Um olhar estrangeirado


J.-M. Nobre-Correia

Não se vive impunemente dois terço de uma existência num país diferente daquele em que se nasceu, a uns dois mil quilómetros de distância, sem que o olhar que se lança sobre uma e outra sociedades seja necessariamente estrangeirado.
À escala do planeta, dois mil quilómetros não são quase nada. E, no entanto, a história das duas sociedades em questão é totalmente diferente. Da mesma maneira que essas sociedades se caraterizam por funcionamentos da vida social, política e cultural bastante diversos.
Daí que a postura do exilado, primeiro, e do retornado, depois, tenha sido sempre marcada por uma atitude “décalée”. Sobretudo se, por sensibilidade própria e até por “dever” profissional, se olha para a sociedade em redor (os média, a política, a cultura…) numa perspetiva europeia, sendo a Europa concebida como a entendia Henri Mendras :
"Pour aller rapidement au centre de mon argument, je proposerai donc de sépa­rer, dès l'abord, l'Europe occidentale de l'“Autre Europe”, en empruntant ce mot à Czeslaw Milosz (1964). Il est vrai que pour lui la Russie était encore un autre monde, ici je réunirai sous ce terme tout l'Est de l'Europe, et j'établirai la coupure entre les deux, à la frontière exacte où est tombé le rideau de fer en 1948, à deux “erreurs” près, l'Allemagne de l'Est et la Bohème qui, bien évidemment, font partie de l’Europe occidentale. Autrement dit les marches orientales de l'Empire de Charlemagne (814) et de l'Empire des Hohenstaufen (1250) : la ligne Oder-Neisse, la frontière qui vient d'être rétablie entre la République tchèque et la Slovaquie, poursuivie par la frontière entre l'Autriche et la Hongrie, puis en retour vers l'Adria­tique, en englobant la Slovénie, qui n'a jamais été ottomane" [1].
Um olhar estrangeirado traduz inevitavelmente uma visão minoritária.

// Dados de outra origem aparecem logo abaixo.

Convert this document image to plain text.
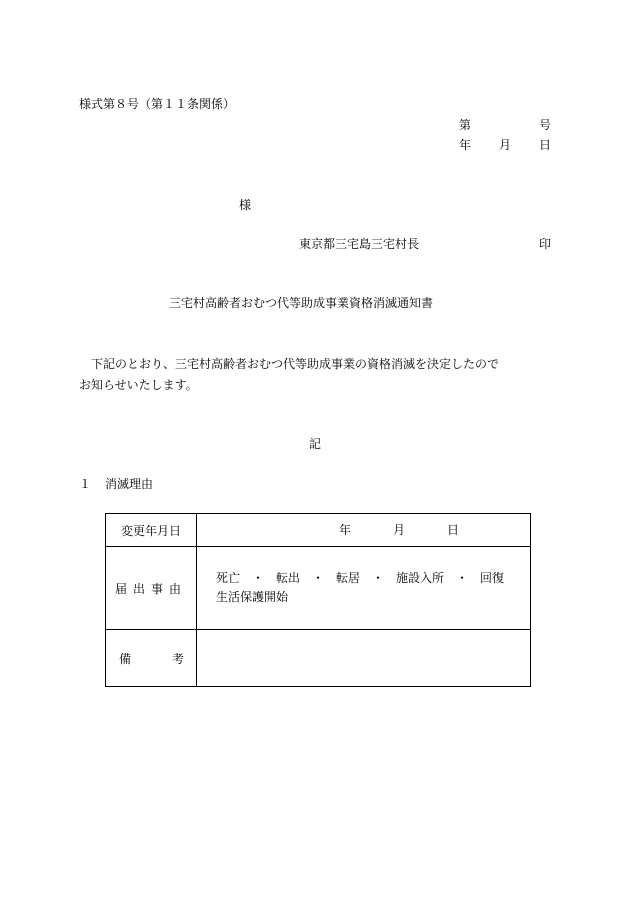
様式第８号（第１１条関係）
第	号
年 月 日
様
東京都三宅島三宅村長	印
三宅村高齢者おむつ代等助成事業資格消滅通知書
　下記のとおり、三宅村高齢者おむつ代等助成事業の資格消滅を決定したので
お知らせいたします。
記
１ 消滅理由
変更年月日	年 月 日

届出事由	死亡　・　転出　・　転居　・　施設入所　・　回復
生活保護開始

備 考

Até porque a escrita é antes do mais fruto de gente com uma abordagem cultural e uma experiência de vida puramente nacionais e muitas vezes até nacionalistas, para não dizer patrioteiras.
Se Notas de Circunstância (tout court) é concebida como uma revista mensal em linha de caráter globalmente cultural, com um vasto leque de colaboradores, voltada antes do mais para as gentes e as temáticas da Beira Interior, Notas de Circunstância 2 será um bloco-notas sem periodicidade, escrito ao sabor da atualidade e da vontade de intervir nessa atualidade…



[1] H. Mendras, L'Europe des Européens, Paris, Gallimard, 1997, pp. 9-10.